Il brasiliano: «Molte volte finivamo una riunione e poi ne iniziava un’altra solo con Michael».
Barrichello: «Jean Todt considerava Schumacher come un figlio. Così per un nuovo arrivato non c'era liberà d'azione».
SAN PAOLO - Quando dicono che la Scuderia per la quale lavori non fa distinzioni fra i piloti affermano il falso? A tal proposito, Rubens Barrichello ha le idee in chiaro descrivendo tutta la sofferenza vissuta all'ombra di un certo Michael Schumacher.

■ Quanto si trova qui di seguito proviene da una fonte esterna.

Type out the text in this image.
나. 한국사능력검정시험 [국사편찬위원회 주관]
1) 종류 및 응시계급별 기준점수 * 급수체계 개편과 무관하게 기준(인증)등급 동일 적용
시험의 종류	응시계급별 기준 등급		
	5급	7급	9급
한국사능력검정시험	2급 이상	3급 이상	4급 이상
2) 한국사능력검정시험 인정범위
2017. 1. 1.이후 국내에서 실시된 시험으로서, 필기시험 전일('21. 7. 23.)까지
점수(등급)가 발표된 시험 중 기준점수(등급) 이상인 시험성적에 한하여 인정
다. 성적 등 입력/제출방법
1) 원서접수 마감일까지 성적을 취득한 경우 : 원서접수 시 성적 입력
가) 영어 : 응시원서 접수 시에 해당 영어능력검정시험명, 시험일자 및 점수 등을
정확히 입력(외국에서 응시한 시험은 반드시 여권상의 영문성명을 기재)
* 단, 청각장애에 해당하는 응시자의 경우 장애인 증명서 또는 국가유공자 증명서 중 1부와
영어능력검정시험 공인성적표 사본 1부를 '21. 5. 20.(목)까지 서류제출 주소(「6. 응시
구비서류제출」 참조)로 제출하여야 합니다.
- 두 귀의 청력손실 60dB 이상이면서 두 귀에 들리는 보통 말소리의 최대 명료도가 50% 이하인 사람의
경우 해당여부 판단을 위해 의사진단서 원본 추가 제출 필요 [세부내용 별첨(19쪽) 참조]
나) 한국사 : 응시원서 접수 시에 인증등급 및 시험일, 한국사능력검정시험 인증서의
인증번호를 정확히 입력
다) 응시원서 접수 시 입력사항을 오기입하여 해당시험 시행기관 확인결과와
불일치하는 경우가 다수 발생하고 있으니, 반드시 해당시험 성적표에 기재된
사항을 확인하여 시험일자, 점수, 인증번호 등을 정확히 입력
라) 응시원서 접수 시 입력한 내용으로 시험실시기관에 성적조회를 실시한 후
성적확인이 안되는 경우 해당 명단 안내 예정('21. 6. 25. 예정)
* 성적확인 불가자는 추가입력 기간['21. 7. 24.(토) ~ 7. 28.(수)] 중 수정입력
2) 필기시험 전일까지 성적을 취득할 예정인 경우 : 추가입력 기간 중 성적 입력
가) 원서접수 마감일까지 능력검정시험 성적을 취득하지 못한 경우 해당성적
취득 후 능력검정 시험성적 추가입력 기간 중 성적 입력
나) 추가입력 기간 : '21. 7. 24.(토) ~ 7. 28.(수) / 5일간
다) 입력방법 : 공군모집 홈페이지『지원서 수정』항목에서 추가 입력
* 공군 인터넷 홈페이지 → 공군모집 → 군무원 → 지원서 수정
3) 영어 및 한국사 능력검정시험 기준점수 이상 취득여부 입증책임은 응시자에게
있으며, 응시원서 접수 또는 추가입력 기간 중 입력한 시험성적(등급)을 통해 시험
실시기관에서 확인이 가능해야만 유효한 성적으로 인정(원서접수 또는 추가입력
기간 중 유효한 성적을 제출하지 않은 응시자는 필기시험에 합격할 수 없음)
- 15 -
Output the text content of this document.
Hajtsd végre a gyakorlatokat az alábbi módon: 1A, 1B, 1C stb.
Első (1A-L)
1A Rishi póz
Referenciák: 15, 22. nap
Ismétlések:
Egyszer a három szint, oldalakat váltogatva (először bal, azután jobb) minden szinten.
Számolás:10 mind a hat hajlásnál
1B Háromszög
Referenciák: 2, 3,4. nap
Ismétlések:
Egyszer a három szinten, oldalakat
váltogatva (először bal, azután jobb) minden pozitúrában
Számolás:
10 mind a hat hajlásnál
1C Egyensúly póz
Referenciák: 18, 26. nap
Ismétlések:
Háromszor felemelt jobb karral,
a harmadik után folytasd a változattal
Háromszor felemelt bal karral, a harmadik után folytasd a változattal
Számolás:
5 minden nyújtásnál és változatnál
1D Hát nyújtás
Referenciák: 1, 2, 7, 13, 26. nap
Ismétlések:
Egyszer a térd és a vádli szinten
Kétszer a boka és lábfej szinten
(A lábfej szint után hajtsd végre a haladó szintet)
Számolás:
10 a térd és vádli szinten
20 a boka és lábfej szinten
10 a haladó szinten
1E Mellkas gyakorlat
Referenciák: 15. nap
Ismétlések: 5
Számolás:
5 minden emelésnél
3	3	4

«Ho sempre fatto amicizia e ho sempre avuto una buona sintonia con tutti i miei compagni di squadra - le parole del 51enne brasiliano al podcast Beyond the Grid - Michael, invece, non mi ha mai sostenuto. Non è mai stato presente per offrire aiuto e dunque io non gliel'ho mai chiesto. Molte volte finivamo una riunione e poi ne iniziava un'altra solo con Michael. Alla fine si intuiva che la squadra era tutta per lui».
Certo, Barrichello riconosce la forza dell'allora collega-rivale... «Michael era più forte di me, senza dubbio. Ma lui era in Ferrari già dal 1996, aveva quattro anni di esperienza in più nel team e Jean Todt (l'allora direttore generale, ndr) lo considerava come un figlio. Così, per un nuovo arrivato, non c'era liberà d'azione».
A Maranello Barrichello ha piazzato le tende per cinque anni (fra il 2000 e il 2005), conquistando altrettanti titoli costruttori. Tuttavia, a vincere la classifica piloti è sempre stato Schumacher, con due secondi posti staccati da Rubens.